Code Compliance For Enlarging Existing Buildings – Beware the Exceptions
By Austin Regan
We have touched on Administrative Code section AC 28-101.4.5 “Work that increases existing floor surface area of a prior Code building by more than 110 percent.” This section, introduced in the 2014 Code, clarifies that when enlarging a building built under a previous Code, if the enlargement increases the size of the building more than a certain amount, then the application will be treated as a new building and the entire building will be required to follow the 2014 building Code.
As the title suggests, once you more than double the size of the building, it will be treated like a new building. Titles can be misleading. The trigger for 2014 new building compliance can occur in a much smaller enlargement depending on the proposed work and how it is performed.
The measurement to determine when one exceeds the 110% threshold is the amount of “floor surface area.” This is a defined term. “Floor surface area is the gross square foot area of all horizontal floor and roof surfaces, including roofs of bulkheads and superstructures, including, cellar, attic and roof.” That sounds pretty generous since cellars and attics are included. The Department must have thought so too because they added the following exceptions which clarified what counts as existing floor surface area.
Exception: “… the following shall be excluded from the measured square footage of floor surface area:
1. The square footage of floors removed during the course of work when such floors are removed together with the supporting beams, joists, decking slabs on grade.”
Take the hypothetical case of a two story building with a cellar.

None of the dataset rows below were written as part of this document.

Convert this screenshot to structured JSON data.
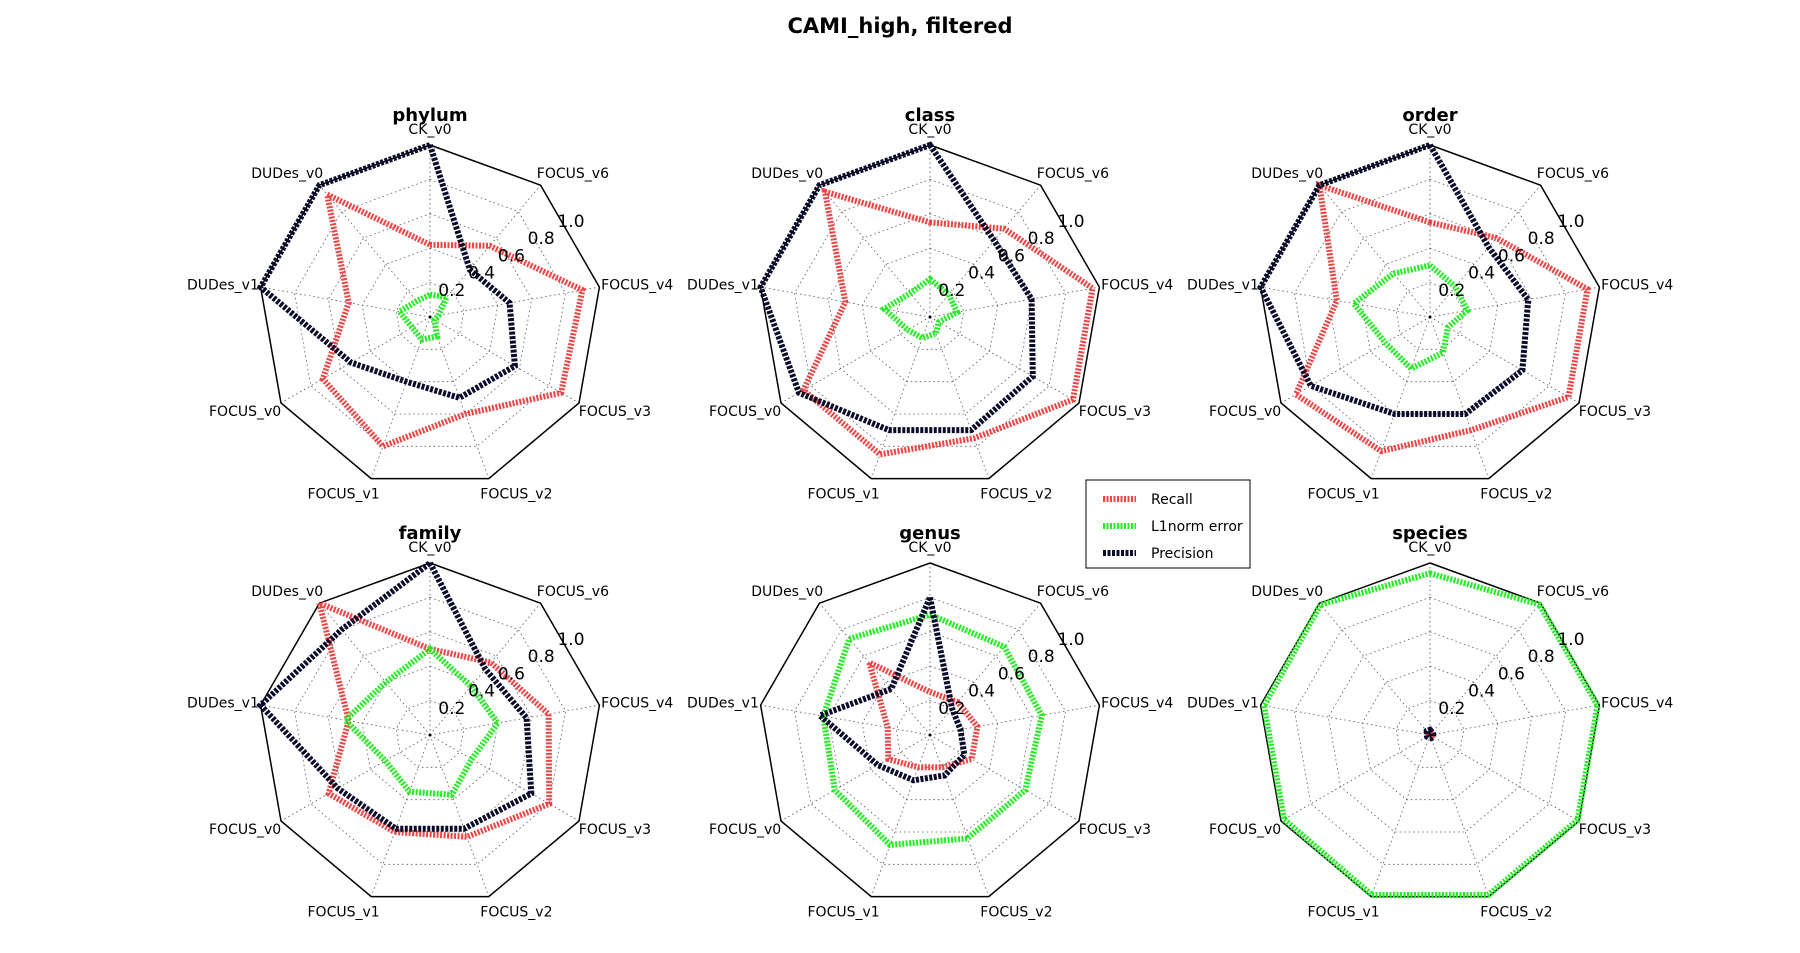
{
  "figure": {
    "title": "CAMI_high, filtered"
  },
  "colors": {
    "Recall": "#ee4444",
    "L1norm error": "#22ee22",
    "Precision": "#0a0a2a"
  },
  "chart_data": [
    {
      "type": "radar",
      "title": "phylum",
      "axes": [
        "CK_v0",
        "FOCUS_v6",
        "FOCUS_v4",
        "FOCUS_v3",
        "FOCUS_v2",
        "FOCUS_v1",
        "FOCUS_v0",
        "DUDes_v1",
        "DUDes_v0"
      ],
      "rlim": [
        0,
        1.0
      ],
      "rticks": [
        "0.2",
        "0.4",
        "0.6",
        "0.8",
        "1.0"
      ],
      "grid": true,
      "series": [
        {
          "name": "Recall",
          "values": [
            0.42,
            0.54,
            0.9,
            0.88,
            0.6,
            0.8,
            0.72,
            0.48,
            0.93
          ]
        },
        {
          "name": "L1norm error",
          "values": [
            0.13,
            0.15,
            0.05,
            0.03,
            0.12,
            0.14,
            0.12,
            0.18,
            0.12
          ]
        },
        {
          "name": "Precision",
          "values": [
            1.0,
            0.36,
            0.47,
            0.57,
            0.5,
            0.4,
            0.53,
            1.0,
            1.0
          ]
        }
      ]
    },
    {
      "type": "radar",
      "title": "class",
      "axes": [
        "CK_v0",
        "FOCUS_v6",
        "FOCUS_v4",
        "FOCUS_v3",
        "FOCUS_v2",
        "FOCUS_v1",
        "FOCUS_v0",
        "DUDes_v1",
        "DUDes_v0"
      ],
      "rlim": [
        0,
        1.0
      ],
      "rticks": [
        "0.2",
        "0.4",
        "0.6",
        "0.8",
        "1.0"
      ],
      "grid": true,
      "series": [
        {
          "name": "Recall",
          "values": [
            0.55,
            0.67,
            0.96,
            0.96,
            0.75,
            0.85,
            0.85,
            0.5,
            0.95
          ]
        },
        {
          "name": "L1norm error",
          "values": [
            0.22,
            0.17,
            0.16,
            0.06,
            0.1,
            0.13,
            0.15,
            0.27,
            0.18
          ]
        },
        {
          "name": "Precision",
          "values": [
            1.0,
            0.58,
            0.6,
            0.69,
            0.7,
            0.7,
            0.88,
            1.0,
            1.0
          ]
        }
      ]
    },
    {
      "type": "radar",
      "title": "order",
      "axes": [
        "CK_v0",
        "FOCUS_v6",
        "FOCUS_v4",
        "FOCUS_v3",
        "FOCUS_v2",
        "FOCUS_v1",
        "FOCUS_v0",
        "DUDes_v1",
        "DUDes_v0"
      ],
      "rlim": [
        0,
        1.0
      ],
      "rticks": [
        "0.2",
        "0.4",
        "0.6",
        "0.8",
        "1.0"
      ],
      "grid": true,
      "series": [
        {
          "name": "Recall",
          "values": [
            0.55,
            0.6,
            0.93,
            0.93,
            0.7,
            0.83,
            0.9,
            0.55,
            1.0
          ]
        },
        {
          "name": "L1norm error",
          "values": [
            0.3,
            0.23,
            0.22,
            0.12,
            0.22,
            0.32,
            0.3,
            0.45,
            0.33
          ]
        },
        {
          "name": "Precision",
          "values": [
            1.0,
            0.53,
            0.58,
            0.62,
            0.6,
            0.6,
            0.8,
            1.0,
            1.0
          ]
        }
      ]
    },
    {
      "type": "radar",
      "title": "family",
      "axes": [
        "CK_v0",
        "FOCUS_v6",
        "FOCUS_v4",
        "FOCUS_v3",
        "FOCUS_v2",
        "FOCUS_v1",
        "FOCUS_v0",
        "DUDes_v1",
        "DUDes_v0"
      ],
      "rlim": [
        0,
        1.0
      ],
      "rticks": [
        "0.2",
        "0.4",
        "0.6",
        "0.8",
        "1.0"
      ],
      "grid": true,
      "series": [
        {
          "name": "Recall",
          "values": [
            0.5,
            0.55,
            0.7,
            0.8,
            0.63,
            0.6,
            0.68,
            0.48,
            1.0
          ]
        },
        {
          "name": "L1norm error",
          "values": [
            0.5,
            0.37,
            0.4,
            0.28,
            0.37,
            0.35,
            0.3,
            0.5,
            0.4
          ]
        },
        {
          "name": "Precision",
          "values": [
            1.0,
            0.5,
            0.57,
            0.68,
            0.58,
            0.58,
            0.62,
            1.0,
            0.8
          ]
        }
      ]
    },
    {
      "type": "radar",
      "title": "genus",
      "axes": [
        "CK_v0",
        "FOCUS_v6",
        "FOCUS_v4",
        "FOCUS_v3",
        "FOCUS_v2",
        "FOCUS_v1",
        "FOCUS_v0",
        "DUDes_v1",
        "DUDes_v0"
      ],
      "rlim": [
        0,
        1.0
      ],
      "rticks": [
        "0.2",
        "0.4",
        "0.6",
        "0.8",
        "1.0"
      ],
      "grid": true,
      "series": [
        {
          "name": "Recall",
          "values": [
            0.25,
            0.25,
            0.28,
            0.28,
            0.2,
            0.2,
            0.28,
            0.25,
            0.55
          ]
        },
        {
          "name": "L1norm error",
          "values": [
            0.7,
            0.67,
            0.66,
            0.64,
            0.64,
            0.68,
            0.64,
            0.63,
            0.73
          ]
        },
        {
          "name": "Precision",
          "values": [
            0.8,
            0.2,
            0.18,
            0.23,
            0.25,
            0.28,
            0.35,
            0.65,
            0.35
          ]
        }
      ]
    },
    {
      "type": "radar",
      "title": "species",
      "axes": [
        "CK_v0",
        "FOCUS_v6",
        "FOCUS_v4",
        "FOCUS_v3",
        "FOCUS_v2",
        "FOCUS_v1",
        "FOCUS_v0",
        "DUDes_v1",
        "DUDes_v0"
      ],
      "rlim": [
        0,
        1.0
      ],
      "rticks": [
        "0.2",
        "0.4",
        "0.6",
        "0.8",
        "1.0"
      ],
      "grid": true,
      "series": [
        {
          "name": "Recall",
          "values": [
            0.01,
            0.01,
            0.01,
            0.01,
            0.01,
            0.01,
            0.01,
            0.01,
            0.01
          ]
        },
        {
          "name": "L1norm error",
          "values": [
            0.94,
            0.99,
            0.99,
            0.99,
            0.99,
            0.99,
            0.98,
            0.98,
            0.99
          ]
        },
        {
          "name": "Precision",
          "values": [
            0.03,
            0.02,
            0.02,
            0.02,
            0.02,
            0.02,
            0.02,
            0.02,
            0.03
          ]
        }
      ]
    }
  ],
  "legend": {
    "placement": "between-panels",
    "entries": [
      "Recall",
      "L1norm error",
      "Precision"
    ]
  }
}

Per the definition of floor surface area, this building has four levels of existing floor surface area. Assuming all levels are of equal size, one could enlarge this building to six stories (the new roof counts as a level). If the new floor plates were smaller in size then the existing, the building could theoretically add more stories since the ultimate determinant is total square footage not number of levels.
Now, when analyzing the same two story with a cellar, if it was determined that the roof structure needed to be replaced because it was not adequate to serve as a floor and the cellar needed to be lowered to provide proper headroom. Now, the only existing floor surface area that would count would be the first and second floor. The 100% enlargement threshold is reached once the new cellar floor slab is poured and the roof structure replaced. In this case no additional levels can be added without the building needing to comply completely with the 2014 Code ( Note that the threshold is 110% not 100% but we are using the latter to make the math simpler).
There is a second exception. This one disallows any new floor surface area that was installed prior to the application for enlargement if the application related to that work is signed off less than 12 months prior to the submittal of the new application.
So architects and engineers must be very careful when specifying the removal of any floor structures, roof structures or slabs on grade. In the case of enlarging our example building, changing from a two story building to a 5 or 6 story may trigger Code requirements under previous Codes for an elevator or a second egress stair. The partial floor removals to accommodate these items would also reduce the total amount of existing floor surface area used to calculate compliance with AC 28-101.4.5.
So if approached incorrectly, straight removal and replacement of floor and roof structures could lead to an existing building having to fully comply with the 2014 Code. Value Engineering exercises that determined that it was easier to fully replace a floor structure as opposed to reinforcing it can have severe implications on the ability to enlarge or even modify a building under a previous Code.